# My stuff redux



## ecchef (Nov 15, 2014)

So, I figured I'd delete the old thread and start fresh. Same crappy photo skills though.

What lurks within....


----------



## daveb (Nov 15, 2014)

Ntxt


----------



## ecchef (Nov 15, 2014)

Sujis/slicers.


Dave Martell #11, 300mm. Dyed box elder burl and maple, copper liners and pins.
Vintage American Cutlery Co., 300mm. Martell refurb with hidden tang buckeye burl and copper pin.



Honsho Kanemasa 'E' series, 240mm. Two tone catalox Martell rehandle.
William Catcheside Damascus, 305mm.

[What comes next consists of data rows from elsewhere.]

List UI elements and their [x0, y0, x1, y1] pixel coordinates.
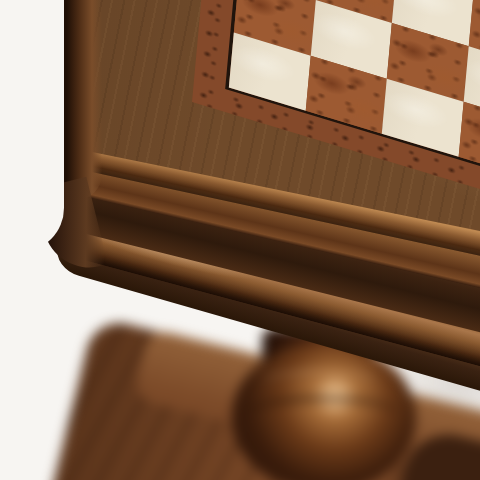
- carved-left-edge: [62, 0, 102, 200]
- background-bottom-left: [0, 245, 34, 480]
- chess-table-photo: [0, 0, 480, 480]
- background-left: [0, 0, 64, 252]
- pedestal-ring-highlight: [260, 370, 378, 396]
- pedestal-ring: [248, 396, 398, 431]
- board-square: [458, 101, 480, 179]
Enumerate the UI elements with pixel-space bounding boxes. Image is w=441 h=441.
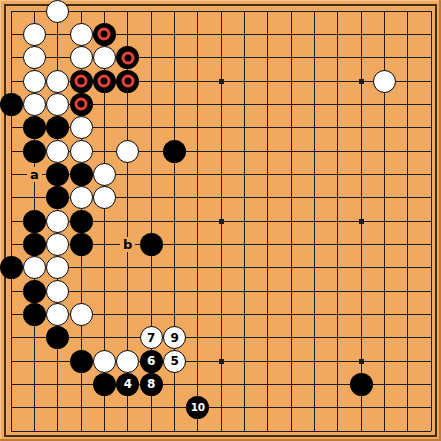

Walnut and maple, copper spacer.


----------



## ecchef (Nov 15, 2014)

Honesuki types.


Tojiro DP series, 150mm.
William Catcheside sanmai, 160mm. Walnut and maple, copper spacer.


----------



## ecchef (Nov 15, 2014)

Pettys and such.


Kanesoh funayuki momizi, 200mm. Karl McKinlay rehandle in coolibah burl and horn.
Vintage Kanesoh petty, 175mm. Adam Marr rehandle in dyed buckeye burl, mosaic pins.
Mike Davis petty, 150mm. Cocobolo and blackwood handle.


----------



## ecchef (Nov 15, 2014)

I think I'll re-shoot all these pics. Auto correct just made it worse.


----------



## icanhaschzbrgr (Nov 15, 2014)

Just send all the knives to me, and I'll make some good pics. I promise :happymug:


----------



## ecchef (Nov 23, 2014)

2 Harners, 2 vintage Euros.


----------



## apicius9 (Nov 23, 2014)

Very nice, Dave, I especially like the ones from Dave and Will.

Stefan


----------



## cheflarge (Nov 23, 2014)

DAMN nice looking wares there, Dave!


----------



## stereo.pete (Nov 23, 2014)

Very nice and well thought out collection. I cannot wait to see the gyutos!


----------



## Chefu (Nov 23, 2014)

Dave, those are some nice knives! Love all the slicers. How is the Honsho Kanemasa 240?


----------